NDTV and the Government
THE CITIZEN EDITORIAL
NEW DELHI: As news of the early morning raids by the Central Bureau of Investigation on NDTV raced through the social media journalists phone lines started buzzing, as each tried to make sense of this move by the central government that comes on the heels of an angry ‘exchange’ between a NDTV anchor and a BJP spokesperson on what passes for news debates these days.
NDTV issued a statement: “This morning, the CBI stepped up the concerted harassment of NDTV and its promoters based on the same old endless false accusations.
NDTV and its promoters will fight tirelessly against this witch-hunt by multiple agencies. We will not succumb to these attempts to blatantly undermine democracy and free speech in India.
We have one message to those who are trying to destroy the institutions of India and everything it stands for: we will fight for our country and overcome these forces.”
Even as journalists bodies like the Editors Guild deliberate upon, and determine, the course of action (or response) there are a couple of issues that all scribes are talking about that need to be addressed. One, is this victimisation of a news channel and its top owners/editors? It would appear so, as it comes after anchor Nidhi Razdan told BJP spokesperson Sampit Mahapatra to “leave” her show while on air. She took offense to his accusation that NDTV has an “agenda” and said that she was not prepared to host someone making such remarks against the news television channel. He refused to leave. And within days the Central Bureau of Investigation raided the residence of NDTV top honcho Prannoy Roy. Journalists know that more than often, circumstantial evidence determines the analysis of a story and in this case it is clear that a leading BJP leader insisted that the channel had an agenda, was told off, and the raids followed.
It is no secret that NDTV, both English and in particular Hindi, has irritated those in government today. More so as leaders are becoming increasingly used to servile anchors, and those who take an even slightly independent view as does NDTV Hindi in particular become the targets.
Two, was Razdan within her limits in asking the BJP guest invited to ‘leave’ her program and then cut him off from the debate? Although one wonders what this has to do with the legality, or otherwise of the CBI raids it is an issue that scribes have made central to the ongoing discussions about NDTV. Yes, would have been the simple answer before the days of television, when many a newspaper ostracised politicians for precisely such allegations. And when scribes walked out of a press conference when such accusations were hurled. One recalls former Prime MInister VP SIngh shouting at a reporter that she was a “liar”, she protested, and all journalists present left the room. On another occasion the entire press gallery of the Lok Sabha struck work demanding an apology from a MP who had used defamatory words against a section of the media.

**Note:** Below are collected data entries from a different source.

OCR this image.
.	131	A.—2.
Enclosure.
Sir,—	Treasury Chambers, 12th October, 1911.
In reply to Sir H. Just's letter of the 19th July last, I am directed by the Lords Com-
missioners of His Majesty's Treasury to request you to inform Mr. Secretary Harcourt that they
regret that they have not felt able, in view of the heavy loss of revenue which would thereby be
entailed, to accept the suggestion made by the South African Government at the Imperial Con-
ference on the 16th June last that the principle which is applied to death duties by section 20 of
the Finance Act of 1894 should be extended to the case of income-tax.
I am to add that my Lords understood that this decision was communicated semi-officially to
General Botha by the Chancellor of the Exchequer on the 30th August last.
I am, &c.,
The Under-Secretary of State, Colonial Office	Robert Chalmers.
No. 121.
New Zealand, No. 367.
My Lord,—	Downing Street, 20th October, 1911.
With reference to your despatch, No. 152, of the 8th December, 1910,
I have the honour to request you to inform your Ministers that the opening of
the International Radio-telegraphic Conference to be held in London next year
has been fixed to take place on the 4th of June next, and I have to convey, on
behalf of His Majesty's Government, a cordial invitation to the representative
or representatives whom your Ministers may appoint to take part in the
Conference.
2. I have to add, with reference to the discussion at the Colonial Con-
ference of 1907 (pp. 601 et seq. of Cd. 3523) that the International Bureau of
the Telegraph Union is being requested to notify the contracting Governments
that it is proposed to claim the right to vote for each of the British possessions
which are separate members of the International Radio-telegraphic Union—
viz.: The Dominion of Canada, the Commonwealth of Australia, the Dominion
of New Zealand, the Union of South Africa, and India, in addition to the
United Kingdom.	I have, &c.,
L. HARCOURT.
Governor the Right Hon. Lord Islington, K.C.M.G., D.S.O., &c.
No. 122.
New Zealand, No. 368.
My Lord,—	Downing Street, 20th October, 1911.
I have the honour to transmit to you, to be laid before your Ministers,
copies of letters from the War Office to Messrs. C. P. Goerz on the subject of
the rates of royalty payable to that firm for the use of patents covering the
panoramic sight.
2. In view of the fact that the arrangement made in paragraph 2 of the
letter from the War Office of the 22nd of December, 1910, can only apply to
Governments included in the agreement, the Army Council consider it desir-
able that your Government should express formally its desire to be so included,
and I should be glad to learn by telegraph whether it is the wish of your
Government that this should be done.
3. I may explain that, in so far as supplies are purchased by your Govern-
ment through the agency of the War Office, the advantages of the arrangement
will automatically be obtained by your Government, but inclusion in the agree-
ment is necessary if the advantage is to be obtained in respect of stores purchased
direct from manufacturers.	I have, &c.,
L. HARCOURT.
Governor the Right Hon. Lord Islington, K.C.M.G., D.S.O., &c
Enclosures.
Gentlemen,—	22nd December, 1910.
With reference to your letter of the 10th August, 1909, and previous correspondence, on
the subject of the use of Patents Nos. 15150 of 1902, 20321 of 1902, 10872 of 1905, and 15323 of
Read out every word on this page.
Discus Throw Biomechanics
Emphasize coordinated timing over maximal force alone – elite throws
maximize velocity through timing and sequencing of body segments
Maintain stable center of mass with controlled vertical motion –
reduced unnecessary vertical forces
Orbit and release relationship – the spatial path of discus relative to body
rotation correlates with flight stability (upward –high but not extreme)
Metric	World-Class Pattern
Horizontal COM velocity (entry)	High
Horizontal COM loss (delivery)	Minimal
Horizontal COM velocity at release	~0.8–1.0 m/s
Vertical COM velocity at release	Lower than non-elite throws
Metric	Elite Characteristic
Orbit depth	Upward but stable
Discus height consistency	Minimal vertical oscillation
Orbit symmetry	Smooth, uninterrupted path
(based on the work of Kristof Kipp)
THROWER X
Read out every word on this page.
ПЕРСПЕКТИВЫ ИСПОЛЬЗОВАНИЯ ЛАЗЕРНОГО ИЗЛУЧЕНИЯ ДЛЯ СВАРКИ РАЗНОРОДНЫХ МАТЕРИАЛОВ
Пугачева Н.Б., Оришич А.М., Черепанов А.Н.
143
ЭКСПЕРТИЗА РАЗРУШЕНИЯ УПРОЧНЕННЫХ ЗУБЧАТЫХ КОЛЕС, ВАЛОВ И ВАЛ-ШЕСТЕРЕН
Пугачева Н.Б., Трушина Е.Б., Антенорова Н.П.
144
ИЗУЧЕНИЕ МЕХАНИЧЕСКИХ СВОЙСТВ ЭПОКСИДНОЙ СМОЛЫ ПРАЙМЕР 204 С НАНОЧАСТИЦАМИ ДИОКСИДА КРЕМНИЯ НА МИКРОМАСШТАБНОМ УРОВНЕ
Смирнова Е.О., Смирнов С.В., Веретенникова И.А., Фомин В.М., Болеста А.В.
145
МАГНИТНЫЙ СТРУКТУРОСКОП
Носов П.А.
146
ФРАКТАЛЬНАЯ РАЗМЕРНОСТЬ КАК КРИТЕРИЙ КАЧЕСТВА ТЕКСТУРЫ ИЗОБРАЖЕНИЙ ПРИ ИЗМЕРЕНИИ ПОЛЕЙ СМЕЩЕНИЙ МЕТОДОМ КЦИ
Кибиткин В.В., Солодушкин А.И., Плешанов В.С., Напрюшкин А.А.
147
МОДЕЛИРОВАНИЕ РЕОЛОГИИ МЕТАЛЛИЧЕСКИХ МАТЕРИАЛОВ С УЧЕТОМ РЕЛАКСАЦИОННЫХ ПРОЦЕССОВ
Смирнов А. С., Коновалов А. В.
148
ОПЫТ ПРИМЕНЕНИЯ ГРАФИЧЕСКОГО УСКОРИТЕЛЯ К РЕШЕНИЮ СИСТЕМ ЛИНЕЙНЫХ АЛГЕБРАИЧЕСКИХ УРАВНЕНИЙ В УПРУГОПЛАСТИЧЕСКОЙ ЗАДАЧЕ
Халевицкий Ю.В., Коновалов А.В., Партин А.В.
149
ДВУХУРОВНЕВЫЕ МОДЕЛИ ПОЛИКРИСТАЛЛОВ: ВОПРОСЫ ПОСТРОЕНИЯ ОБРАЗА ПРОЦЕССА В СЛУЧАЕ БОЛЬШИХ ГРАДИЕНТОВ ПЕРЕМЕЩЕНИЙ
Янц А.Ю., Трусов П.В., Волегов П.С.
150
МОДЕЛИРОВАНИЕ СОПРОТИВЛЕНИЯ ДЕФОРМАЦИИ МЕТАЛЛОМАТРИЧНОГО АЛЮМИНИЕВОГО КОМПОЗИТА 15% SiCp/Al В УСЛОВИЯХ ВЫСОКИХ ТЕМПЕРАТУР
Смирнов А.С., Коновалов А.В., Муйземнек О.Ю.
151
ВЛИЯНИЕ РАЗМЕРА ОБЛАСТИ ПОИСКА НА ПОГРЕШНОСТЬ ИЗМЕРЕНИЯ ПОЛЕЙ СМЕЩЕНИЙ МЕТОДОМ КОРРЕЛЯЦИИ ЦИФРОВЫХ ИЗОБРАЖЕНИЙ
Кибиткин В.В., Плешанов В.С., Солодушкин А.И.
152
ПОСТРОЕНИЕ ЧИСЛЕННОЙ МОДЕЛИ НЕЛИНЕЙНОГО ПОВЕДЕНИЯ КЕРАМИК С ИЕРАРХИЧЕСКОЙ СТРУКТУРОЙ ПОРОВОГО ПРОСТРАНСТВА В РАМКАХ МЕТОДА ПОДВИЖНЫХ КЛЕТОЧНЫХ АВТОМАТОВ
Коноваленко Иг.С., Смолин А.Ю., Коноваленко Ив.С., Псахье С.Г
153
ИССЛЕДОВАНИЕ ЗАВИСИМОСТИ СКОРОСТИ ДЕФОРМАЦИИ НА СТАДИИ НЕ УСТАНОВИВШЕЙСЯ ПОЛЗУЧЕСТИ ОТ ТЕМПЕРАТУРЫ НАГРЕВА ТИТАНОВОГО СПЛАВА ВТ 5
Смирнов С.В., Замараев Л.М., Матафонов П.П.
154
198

Unfortunately, television has eroded the dignity of the media turning what are supposed to be news debates into a slug-fest between anchors/journalists and guests. NDTV like other channels has indulged in much of the same, although the decibles have been definitely lower than others. This is one of the reasons why senior editors and commentators have been urging caution, and asking television news to differentiate between news and opinion debates. And to keep the discussions within the limits of professionalism instead of using these to incite, and thereby get better ratings for advertisements and money. By not observing the ethics and responsibilities of basic journalism, television has opened doors that will be difficult to close.
However, while it is difficult for anyone outside the government and NDTV to make an assessment about the charges of financial irregularities, it is imperative that the government ,make this process totally transparent, starting with an explanation as to why the CBI has been used to raid a media house? More so as NDTV seems to be on the wrong side of this government, judging from the comments on air by Sampatra and others on the social media. This erodes trust, and raises suspicions about government intent that should be clarified at the earliest. If at all.
Corporate media houses trade in money and power. Well almost. The irregularities are written into the kind of money generated, with whispers always in circulation of the monies given to news television channels by some industrialist or political party. It is now imperative for journalists to demand that all media outlets declare their assets publicly, with ownership patterns so that the viewer knows exactly who or what is behind what is pedalled as news. One knows that often a prime time discussion is planned out of the newsroom, and then instructions given to the reporters and production teams to project a piece of news (non news actually) in the headlines to justify the ‘fixed’ discussion. And how real news is blacked out on the basis of a single phone call from the corridors of power, whatever these might be at any given point in time.
The government has to be held accountable. The media has to clean its act. And then perhaps we might restore the fourth pillar to some of its former glory.